De ahí, la importancia que ante los primeros gestos de violencia de nuestros hijos, que suelen comenzar bastante antes de la adolescencia y que tienden a ser de tipo verbal y psicológico, debemos saber reaccionar y no dejar pasar por alto cualquier mínima conducta que tenga un indicio de esta violencia, siendo capaces de transmitirles nuestra desaprobación y nuestro enfado , poniendo consecuencias de inmediato por ello.
La violencia , cómo decía anteriormente, tiene una funcionalidad, con lo que si la persona a través de estas conductas consigue algo a cambio y no se castiga, se refuerza positivamente ese comportamiento, por lo que se sus respuestas violentas se van a seguir sucediendo y aumentando en próximas situaciones .
Acumulación de tensión: suelen ser conflictos no resueltos acumulados.
El ciclo de esta serie de conductas violentas suele ser el siguiente:
Los padres nunca deben discutir delante de su hijo sobre una cuestión en la que tengan discrepancias en cómo actuar con él.
Por ejemplo, si el padre considera que su hijo puede ir a casa de un amigo y la madre considera que no puede. Esto no debe de llegar a saberlo el hijo, los padres deberán acordar entre ellos que respuesta darle , y aunque alguno de los padres no esté de acuerdo, deben transmitirle con la misma contundencia aquella decisión que finalmente tomen entre ellos, apoyándola aunque no se comparta completamente.

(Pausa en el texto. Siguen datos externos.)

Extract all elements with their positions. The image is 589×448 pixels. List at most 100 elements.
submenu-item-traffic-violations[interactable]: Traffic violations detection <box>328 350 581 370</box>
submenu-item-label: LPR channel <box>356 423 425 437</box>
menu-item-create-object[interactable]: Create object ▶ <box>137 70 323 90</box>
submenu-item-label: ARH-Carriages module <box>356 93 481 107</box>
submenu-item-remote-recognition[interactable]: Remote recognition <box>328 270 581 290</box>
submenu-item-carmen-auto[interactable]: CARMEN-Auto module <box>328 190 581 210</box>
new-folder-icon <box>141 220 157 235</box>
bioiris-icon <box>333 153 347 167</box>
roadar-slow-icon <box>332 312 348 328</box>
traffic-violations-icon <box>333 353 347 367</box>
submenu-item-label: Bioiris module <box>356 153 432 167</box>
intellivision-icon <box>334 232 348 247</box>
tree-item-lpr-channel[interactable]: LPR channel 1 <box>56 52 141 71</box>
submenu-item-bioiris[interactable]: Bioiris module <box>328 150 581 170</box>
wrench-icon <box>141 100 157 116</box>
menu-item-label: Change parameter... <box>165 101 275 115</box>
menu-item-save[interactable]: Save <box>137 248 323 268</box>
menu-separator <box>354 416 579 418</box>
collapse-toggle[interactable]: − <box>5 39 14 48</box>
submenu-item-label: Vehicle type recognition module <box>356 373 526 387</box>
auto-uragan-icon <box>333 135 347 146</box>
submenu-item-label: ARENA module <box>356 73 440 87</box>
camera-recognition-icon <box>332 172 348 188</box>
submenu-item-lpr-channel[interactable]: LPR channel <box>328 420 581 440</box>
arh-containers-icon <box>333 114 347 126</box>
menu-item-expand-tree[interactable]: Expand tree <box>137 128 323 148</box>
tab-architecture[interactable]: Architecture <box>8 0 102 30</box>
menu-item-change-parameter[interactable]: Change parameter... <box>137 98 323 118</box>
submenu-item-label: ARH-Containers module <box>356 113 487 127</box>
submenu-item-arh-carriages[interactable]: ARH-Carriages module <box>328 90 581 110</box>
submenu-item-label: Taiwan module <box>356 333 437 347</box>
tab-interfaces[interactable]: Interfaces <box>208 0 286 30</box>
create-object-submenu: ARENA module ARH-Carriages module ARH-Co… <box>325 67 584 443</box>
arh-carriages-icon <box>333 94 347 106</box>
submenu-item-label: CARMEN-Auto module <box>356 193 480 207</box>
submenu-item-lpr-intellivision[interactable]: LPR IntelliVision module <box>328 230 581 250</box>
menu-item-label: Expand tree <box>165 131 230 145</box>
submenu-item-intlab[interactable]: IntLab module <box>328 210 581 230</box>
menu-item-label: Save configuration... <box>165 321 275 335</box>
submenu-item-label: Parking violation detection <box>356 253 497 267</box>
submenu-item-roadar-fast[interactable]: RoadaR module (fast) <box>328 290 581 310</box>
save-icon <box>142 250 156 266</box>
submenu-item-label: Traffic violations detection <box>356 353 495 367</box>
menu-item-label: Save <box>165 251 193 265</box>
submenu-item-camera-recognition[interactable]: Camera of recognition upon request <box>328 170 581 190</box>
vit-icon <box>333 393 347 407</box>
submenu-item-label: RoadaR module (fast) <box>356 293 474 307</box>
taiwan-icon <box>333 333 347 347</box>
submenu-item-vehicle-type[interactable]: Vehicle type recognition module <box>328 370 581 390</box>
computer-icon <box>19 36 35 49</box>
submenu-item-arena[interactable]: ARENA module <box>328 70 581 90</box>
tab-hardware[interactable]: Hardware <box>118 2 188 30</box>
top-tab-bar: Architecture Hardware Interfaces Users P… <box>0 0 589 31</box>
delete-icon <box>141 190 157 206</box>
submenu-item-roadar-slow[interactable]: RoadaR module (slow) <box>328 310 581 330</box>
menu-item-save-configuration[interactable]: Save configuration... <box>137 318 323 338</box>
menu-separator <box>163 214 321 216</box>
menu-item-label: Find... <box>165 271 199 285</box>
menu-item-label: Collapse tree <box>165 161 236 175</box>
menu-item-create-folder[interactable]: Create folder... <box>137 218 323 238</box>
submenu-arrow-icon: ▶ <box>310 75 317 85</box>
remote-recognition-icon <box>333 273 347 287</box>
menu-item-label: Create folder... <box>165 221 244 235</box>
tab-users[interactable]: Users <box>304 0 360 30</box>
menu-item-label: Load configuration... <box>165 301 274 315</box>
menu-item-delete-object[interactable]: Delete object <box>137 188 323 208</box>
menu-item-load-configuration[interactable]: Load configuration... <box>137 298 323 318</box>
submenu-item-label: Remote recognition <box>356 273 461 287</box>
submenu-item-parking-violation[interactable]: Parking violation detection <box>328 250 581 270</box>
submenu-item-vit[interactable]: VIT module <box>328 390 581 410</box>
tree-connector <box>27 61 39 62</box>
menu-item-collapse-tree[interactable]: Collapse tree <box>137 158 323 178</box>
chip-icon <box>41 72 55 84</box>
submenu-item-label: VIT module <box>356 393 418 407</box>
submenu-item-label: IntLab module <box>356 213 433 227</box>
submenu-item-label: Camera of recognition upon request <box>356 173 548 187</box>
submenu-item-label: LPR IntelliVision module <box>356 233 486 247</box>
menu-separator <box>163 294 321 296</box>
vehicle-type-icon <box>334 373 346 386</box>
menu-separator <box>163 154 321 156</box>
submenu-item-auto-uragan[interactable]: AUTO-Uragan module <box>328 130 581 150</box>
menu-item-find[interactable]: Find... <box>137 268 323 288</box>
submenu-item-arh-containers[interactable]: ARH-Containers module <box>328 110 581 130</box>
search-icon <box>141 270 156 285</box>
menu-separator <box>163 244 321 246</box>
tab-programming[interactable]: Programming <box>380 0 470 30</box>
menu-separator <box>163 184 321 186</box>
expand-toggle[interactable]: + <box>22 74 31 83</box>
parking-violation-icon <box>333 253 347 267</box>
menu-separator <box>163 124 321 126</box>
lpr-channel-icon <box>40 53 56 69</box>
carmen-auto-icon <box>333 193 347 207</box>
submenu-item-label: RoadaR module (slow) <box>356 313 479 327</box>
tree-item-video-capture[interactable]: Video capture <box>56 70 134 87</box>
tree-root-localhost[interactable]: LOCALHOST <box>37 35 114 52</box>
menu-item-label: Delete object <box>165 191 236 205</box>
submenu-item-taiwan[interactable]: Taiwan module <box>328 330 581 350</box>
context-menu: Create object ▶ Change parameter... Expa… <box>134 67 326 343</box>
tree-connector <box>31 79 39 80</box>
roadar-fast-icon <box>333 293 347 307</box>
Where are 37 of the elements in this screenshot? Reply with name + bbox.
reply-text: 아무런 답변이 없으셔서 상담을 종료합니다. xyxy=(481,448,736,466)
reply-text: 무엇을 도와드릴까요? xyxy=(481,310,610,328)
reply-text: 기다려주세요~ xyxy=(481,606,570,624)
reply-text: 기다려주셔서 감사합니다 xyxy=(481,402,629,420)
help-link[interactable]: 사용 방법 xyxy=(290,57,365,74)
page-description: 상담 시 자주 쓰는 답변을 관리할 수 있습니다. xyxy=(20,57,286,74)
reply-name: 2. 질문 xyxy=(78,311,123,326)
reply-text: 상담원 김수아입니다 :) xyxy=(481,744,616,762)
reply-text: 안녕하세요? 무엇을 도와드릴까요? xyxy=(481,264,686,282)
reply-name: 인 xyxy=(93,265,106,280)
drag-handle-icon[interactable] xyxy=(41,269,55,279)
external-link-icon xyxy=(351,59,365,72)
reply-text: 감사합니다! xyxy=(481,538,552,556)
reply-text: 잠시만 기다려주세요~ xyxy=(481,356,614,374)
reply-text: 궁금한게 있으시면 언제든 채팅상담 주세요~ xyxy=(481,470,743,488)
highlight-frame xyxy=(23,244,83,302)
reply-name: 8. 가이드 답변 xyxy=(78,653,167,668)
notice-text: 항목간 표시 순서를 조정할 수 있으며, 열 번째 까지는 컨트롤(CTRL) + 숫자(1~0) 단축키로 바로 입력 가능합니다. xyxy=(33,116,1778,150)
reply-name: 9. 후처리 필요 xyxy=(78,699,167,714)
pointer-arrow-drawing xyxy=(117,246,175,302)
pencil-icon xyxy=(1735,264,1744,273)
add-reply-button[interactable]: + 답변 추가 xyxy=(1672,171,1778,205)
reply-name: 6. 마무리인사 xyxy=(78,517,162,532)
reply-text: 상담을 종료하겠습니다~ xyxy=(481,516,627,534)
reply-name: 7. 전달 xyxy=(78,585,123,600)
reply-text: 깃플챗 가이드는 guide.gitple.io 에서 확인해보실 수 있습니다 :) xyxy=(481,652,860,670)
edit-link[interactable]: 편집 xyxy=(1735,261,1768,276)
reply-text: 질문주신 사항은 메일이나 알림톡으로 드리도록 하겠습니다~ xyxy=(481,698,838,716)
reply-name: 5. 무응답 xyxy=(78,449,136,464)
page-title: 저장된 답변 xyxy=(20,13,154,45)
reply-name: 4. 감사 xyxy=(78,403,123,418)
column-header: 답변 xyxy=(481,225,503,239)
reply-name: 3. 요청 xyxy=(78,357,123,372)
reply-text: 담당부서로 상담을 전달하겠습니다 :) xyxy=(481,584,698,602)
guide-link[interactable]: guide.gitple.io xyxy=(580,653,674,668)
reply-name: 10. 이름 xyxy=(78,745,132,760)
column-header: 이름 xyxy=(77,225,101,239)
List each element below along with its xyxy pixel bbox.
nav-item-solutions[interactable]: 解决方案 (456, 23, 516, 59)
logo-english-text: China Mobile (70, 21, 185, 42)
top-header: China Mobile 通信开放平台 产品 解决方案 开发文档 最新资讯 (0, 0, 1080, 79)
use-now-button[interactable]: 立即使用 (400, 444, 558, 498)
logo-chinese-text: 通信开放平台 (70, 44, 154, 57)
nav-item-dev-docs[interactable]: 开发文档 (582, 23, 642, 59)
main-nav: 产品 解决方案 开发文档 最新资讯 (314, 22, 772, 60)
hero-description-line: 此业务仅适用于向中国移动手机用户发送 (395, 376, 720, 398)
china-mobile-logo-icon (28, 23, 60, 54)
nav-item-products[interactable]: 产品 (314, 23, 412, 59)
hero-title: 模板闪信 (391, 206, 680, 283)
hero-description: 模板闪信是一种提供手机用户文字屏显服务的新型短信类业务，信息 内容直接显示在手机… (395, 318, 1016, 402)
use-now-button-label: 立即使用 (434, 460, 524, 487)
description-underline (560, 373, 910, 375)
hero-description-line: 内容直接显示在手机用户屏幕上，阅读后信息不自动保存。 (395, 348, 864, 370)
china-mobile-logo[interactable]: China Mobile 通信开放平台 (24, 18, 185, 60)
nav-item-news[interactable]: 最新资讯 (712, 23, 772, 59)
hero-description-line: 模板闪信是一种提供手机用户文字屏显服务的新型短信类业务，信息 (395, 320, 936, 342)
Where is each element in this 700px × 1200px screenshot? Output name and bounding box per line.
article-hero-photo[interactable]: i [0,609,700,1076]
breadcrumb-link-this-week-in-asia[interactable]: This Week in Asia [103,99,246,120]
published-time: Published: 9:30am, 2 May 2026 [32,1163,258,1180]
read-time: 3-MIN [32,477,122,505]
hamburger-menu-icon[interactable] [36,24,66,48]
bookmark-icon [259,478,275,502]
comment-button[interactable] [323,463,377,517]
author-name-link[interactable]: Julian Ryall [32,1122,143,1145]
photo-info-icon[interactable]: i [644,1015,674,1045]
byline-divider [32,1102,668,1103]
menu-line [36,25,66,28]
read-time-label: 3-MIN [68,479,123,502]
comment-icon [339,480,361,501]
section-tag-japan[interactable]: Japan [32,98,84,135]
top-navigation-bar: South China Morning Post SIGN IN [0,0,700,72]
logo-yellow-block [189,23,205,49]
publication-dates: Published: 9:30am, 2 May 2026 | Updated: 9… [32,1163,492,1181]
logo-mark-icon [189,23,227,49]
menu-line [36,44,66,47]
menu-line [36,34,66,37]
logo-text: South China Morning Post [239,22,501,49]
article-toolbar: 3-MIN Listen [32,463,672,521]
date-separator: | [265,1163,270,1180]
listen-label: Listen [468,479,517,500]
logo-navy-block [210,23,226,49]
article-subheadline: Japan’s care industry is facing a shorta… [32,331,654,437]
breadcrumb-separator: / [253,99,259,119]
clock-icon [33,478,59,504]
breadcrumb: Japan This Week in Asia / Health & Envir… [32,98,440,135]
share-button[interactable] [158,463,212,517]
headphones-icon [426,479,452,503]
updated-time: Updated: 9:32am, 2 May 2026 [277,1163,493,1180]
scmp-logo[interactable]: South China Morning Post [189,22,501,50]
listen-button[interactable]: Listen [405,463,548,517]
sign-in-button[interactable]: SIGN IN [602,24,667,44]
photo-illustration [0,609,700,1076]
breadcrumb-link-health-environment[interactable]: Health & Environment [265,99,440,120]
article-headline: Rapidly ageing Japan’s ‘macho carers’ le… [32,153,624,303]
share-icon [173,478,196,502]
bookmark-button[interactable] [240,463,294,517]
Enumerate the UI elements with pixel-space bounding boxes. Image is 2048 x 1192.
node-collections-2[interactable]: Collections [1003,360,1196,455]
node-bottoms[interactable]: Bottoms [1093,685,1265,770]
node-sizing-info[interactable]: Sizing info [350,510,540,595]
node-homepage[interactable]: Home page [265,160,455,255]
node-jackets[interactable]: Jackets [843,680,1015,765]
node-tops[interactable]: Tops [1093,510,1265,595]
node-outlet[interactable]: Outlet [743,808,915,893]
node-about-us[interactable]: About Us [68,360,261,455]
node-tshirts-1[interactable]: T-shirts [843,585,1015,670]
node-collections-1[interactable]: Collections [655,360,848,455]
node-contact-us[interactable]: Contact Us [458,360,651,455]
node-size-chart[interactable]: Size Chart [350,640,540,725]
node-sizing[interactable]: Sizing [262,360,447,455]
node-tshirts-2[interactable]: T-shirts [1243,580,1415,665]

Cualquier mínima señal que el hijo perciba de indecisión, de desacuerdo o de contradicción entre los padres, va a aprovecharla para poder conseguir aquello que quiera y va a enfrentar a los padres, utilizando la mínima fisura que perciba en estas situaciones.
Los padres han de ser conscientes de ello y mantenerse firmes en una misma postura.
El manejo de las normas y las consecuencias es algo básico y fundamental, al igual que la transmisión de cariño hacia el hijo. Cuando estos dos factores se combinan de forma adecuada las probabilidades de que nuestro hijo “nos salga malo” se reducen al mínimo.
Cuando se combinan dos estilos contrapuestos en los padres, en especial los más extremos, ¡estamos ante una bomba de relojería!